In 2008, Tiffany Rubin’s son Kobe was secretly abducted by her ex and taken to South Korea. Incredibly, Tiffany found and rescued Kobe. Now her story is the basis for the Lifetime Original Movie “Taken From Me: The Tiffany Rubin Story.” Find out what Kobe says about his time away, what Tiffany wants other parents to know and more!

When you first realized that Kobe was taken by your ex, what did you do? How did you, as a mother, react?

I was panicking and stayed in bed for a week. Eventually I went online and researched, and ultimately found Mark [of the American Association For Lost Children] through my sister in-law, because she was a teller at a bank and a customer from “Inside Edition” did his banking there and he found out about Kobe. He gave her Mark’s number because Mark had been on “Inside Edition.”

At the time, did you believe that you would be able to find Kobe and bring him back? Did you ever feel hopeless?

It was come and go. I thought I’m going to do this, I’m going to bring him back, but for a while it did seem hopeless because I read about kidnapping crimes and how rare it is to get a child back.

How has the whole incident changed your life and your relationship with Kobe?

Kobe was always number one in my life. He was seeing his father even though I was warned by people to be careful, but I thought it was better for him to have his father in his life. I’ve learned that I need to follow my gut instinct and to treasure every moment. I missed a Christmas with him while he was gone, I missed his birthday, and for Easter we always do things together. For a whole year I missed a lot of his life. You learn to treasure every single itty-bitty thing now, and it makes you overly cautious too. He says, “You’re overprotective,” but after that, I have to be.

Is he able to talk about that time period? For a child, it must have seemed like an incredibly long time to be away.

Yeah, he does say, “I thought I was gone for two years,” and I tell him that it was seven months. I think the biggest issue is that he didn’t know he was taken, so he thought I just let him go. Because he had such a horrible time there, he was thinking, “Why would my mom just let me go?” Even now, I have to sometimes remind him that I didn’t let him go, he was taken from me. I would never let him go.

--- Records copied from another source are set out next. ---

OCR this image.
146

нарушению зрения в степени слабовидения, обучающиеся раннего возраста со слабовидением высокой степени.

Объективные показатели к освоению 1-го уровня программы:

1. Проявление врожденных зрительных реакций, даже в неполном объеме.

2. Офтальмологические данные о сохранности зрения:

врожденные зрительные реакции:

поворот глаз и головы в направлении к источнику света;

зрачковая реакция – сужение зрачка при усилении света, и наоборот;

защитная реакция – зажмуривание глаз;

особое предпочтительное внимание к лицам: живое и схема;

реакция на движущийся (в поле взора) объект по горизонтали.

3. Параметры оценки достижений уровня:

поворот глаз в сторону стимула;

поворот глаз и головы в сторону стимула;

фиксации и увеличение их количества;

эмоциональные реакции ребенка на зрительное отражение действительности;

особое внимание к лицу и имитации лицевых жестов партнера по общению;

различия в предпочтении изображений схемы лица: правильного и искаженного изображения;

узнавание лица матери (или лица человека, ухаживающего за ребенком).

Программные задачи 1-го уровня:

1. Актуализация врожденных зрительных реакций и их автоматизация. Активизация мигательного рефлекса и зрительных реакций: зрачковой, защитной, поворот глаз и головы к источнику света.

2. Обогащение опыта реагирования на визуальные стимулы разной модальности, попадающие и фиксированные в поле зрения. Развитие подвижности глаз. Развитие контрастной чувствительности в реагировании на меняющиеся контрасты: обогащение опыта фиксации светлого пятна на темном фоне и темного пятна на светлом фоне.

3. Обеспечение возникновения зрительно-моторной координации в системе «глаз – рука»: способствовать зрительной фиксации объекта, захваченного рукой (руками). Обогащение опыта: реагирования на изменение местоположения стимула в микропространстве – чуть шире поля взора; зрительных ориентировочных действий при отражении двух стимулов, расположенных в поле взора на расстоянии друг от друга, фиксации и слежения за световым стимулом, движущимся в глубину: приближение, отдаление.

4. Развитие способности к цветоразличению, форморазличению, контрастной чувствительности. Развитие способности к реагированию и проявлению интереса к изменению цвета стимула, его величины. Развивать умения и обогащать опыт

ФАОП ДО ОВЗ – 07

Has he had any contact with his father?

No, his father is not allowed to contact us at all.

Does Kobe understand there is a movie about him and your story? What does he think?

It’s funny because we were watching “The Craigslist Killer” movie and saw the commercial [for “Taken From Me: The Tiffany Rubin Story”] and he said, “That’s so weird” when he heard his name on TV. He knows there’s a movie, but we’re kind of separated from it. I hadn’t really told anyone I was doing it, and women at work were saying, “I was watching ‘The Craigslist Killer’ and saw the commercial!” I try to keep our life as normal as possible.

Do you think Kobe will watch the movie with you?

He might. My mother wants us to watch it with her. I’ll see if he wants to, or maybe he’ll watch when he’s older.

How do you feel about the movie? You’re a mother, just like so many Lifetime viewers, and you faced a terrible obstacle, and now your story is a movie. Have you reflected on that?

It’s strange, but one thing I can say is that it ended happily. I remember thinking how difficult it is to recover a child from a parent when they are taken, but this story will give people hope that they can. There are people out there who can help them do it.

What about Taraji P. Henson portraying you in the movie?

I like her a lot. I knew her from the Tyler Perry movies and “The Curious Case of Benjamin Button,” and I love that movie. And she’s such a nice person; I spoke to her on the phone. She’s great.

If there are parents watching the movie who may be fighting and using their children to get revenge on the other parent, what message do you hope they get from your story?

It does more damage than good. It hurts the child and it hurts both parents. Think of your child first to stop you from doing things like that. If you’re a parent who ends up in my position, follow your gut and don’t lose hope.